Question

Solid sodium azide (NaN3) produces solid sodium and nitrogen gas. How many grams of sodium azide are needed to yield a volume of 26.5 L of nitrogen gas at a temperature of 295 K and a pressure of 1.10 atmospheres

Answer 1

We need 51.7 grams of NaN3

Step-by-step explanation:

Step 1 : Data given

Volume of N2 gas produced = 26.5 L

Temperature = 295 K

Pressure = 1.10 atm

Step 2: The balanced equation

2NaN3 → 2Na + 3N2

Step 3: Calculate moles N2

p*V = n*R*T

⇒with p = the pressure of nitrogen gas = 1.10 atm

⇒with V = volume of nitrogen gas = 26.5 L

⇒with n = the number of moles nitrogen gas = TO BE DETERMINED

⇒with R = the gas constant = 0.08206 L*atm/mol* K

⇒with T = the themperature = 295

n = (p*V)/(R*T)

n = (1.10 * 26.5) / (0.08206 * 298)

n = 1.192 moles N2

Step 4: Calculate moles NaN3

For 2 moles NaN3 we'll have 2 moles Na and 3 moles N2

For 1.192 moles N2 we need 2/3 * 1.192 = 0.795 moles NaN3

Step 5: calculate mass NaN3

Mass NaN3 = moles NaN3 * molar mass NaN3

Mass NaN3 = 0.795 moles * 65.0 g/mol

Mass NaN3 = 51.7 gtams NaN3

We need 51.7 grams of NaN3

Answer 2

52.008 grams of sodium azide are needed to yield a volume of 26.5 L of nitrogen gas at a temperature of 295 K and a pressure of 1.10 atmospheres.

Step-by-step explanation:

An ideal gas is characterized by three state variables: absolute pressure (P), volume (V), and absolute temperature (T). The relationship between them constitutes the ideal gas law, an equation that relates the three variables if the amount of substance, number of moles n, remains constant and where R is the molar constant of the gases:

P*V = n*R*T

In this case, the balanced reaction is:

2 NaN₃ → 2 Na + 3 N₂

You know the following about N₂:

• P= 1.10 atm
• V= 26.5 L
• n=?

• 
  `R=0.082057 (atm*L)/(mol*K)`

• T= 295 K

Replacing in the equation for ideal gas:

1.10 atm* 26.5 L= n*
`0.082057 (atm*L)/(mol*K)`*295 K

Solving:

`n=(1.10 atm*26.5 L)/(0.082057 (atm*L)/(mol*K) *295K)`

n= 1.2 moles

Now, the following rule of three can be applied: if 3 moles of N₂ are produced by stoichiometry of the reaction from 2 moles of NaN₃, 1.2 moles of N₂ are produced from how many moles of NaN₃?
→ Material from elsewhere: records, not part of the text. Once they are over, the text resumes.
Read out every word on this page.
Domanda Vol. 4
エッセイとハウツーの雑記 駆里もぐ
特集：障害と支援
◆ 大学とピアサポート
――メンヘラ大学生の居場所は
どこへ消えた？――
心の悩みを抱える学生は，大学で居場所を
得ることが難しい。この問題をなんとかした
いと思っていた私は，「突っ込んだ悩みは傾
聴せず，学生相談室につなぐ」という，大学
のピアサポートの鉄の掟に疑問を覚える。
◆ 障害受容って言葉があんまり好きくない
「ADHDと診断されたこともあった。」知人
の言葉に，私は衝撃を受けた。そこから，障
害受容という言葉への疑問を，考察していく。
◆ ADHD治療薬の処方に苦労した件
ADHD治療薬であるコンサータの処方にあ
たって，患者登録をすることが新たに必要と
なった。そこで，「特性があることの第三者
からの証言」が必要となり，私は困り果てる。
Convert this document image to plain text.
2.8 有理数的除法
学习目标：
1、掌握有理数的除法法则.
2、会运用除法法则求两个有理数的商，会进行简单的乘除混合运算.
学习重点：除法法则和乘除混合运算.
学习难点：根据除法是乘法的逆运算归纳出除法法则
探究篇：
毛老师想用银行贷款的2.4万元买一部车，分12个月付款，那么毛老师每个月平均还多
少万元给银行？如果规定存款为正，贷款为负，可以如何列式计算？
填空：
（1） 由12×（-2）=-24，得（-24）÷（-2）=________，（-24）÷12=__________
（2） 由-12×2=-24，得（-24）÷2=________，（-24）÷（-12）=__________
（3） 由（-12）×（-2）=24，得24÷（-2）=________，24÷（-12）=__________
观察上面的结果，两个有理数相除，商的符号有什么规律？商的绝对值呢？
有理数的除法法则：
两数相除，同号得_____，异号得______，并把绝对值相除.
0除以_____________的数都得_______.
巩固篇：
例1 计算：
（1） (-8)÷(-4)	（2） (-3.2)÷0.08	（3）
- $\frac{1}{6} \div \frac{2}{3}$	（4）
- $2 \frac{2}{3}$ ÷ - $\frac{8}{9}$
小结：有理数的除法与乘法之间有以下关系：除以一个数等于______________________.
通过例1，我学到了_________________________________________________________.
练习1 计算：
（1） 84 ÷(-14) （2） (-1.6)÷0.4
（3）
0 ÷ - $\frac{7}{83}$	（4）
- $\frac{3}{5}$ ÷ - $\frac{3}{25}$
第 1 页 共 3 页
`moles of NaN_(3)=(1.2 molesofN_(2) *2 molesofNaN_(3) )/(3 molesofN_(2) )`

moles of NaN₃= 0.8

Since the molar mass of sodium azide is 65.01 g / mol, then one last rule of three applies: if 1 mol has 65.01 grams of NaN₃, 0.8 mol how much mass does it have?

`mass of NaN_(3) =(0.8 mol*65.01 grams)/(1 mol)`

mass of NaN₃=52.008 grams

52.008 grams of sodium azide are needed to yield a volume of 26.5 L of nitrogen gas at a temperature of 295 K and a pressure of 1.10 atmospheres.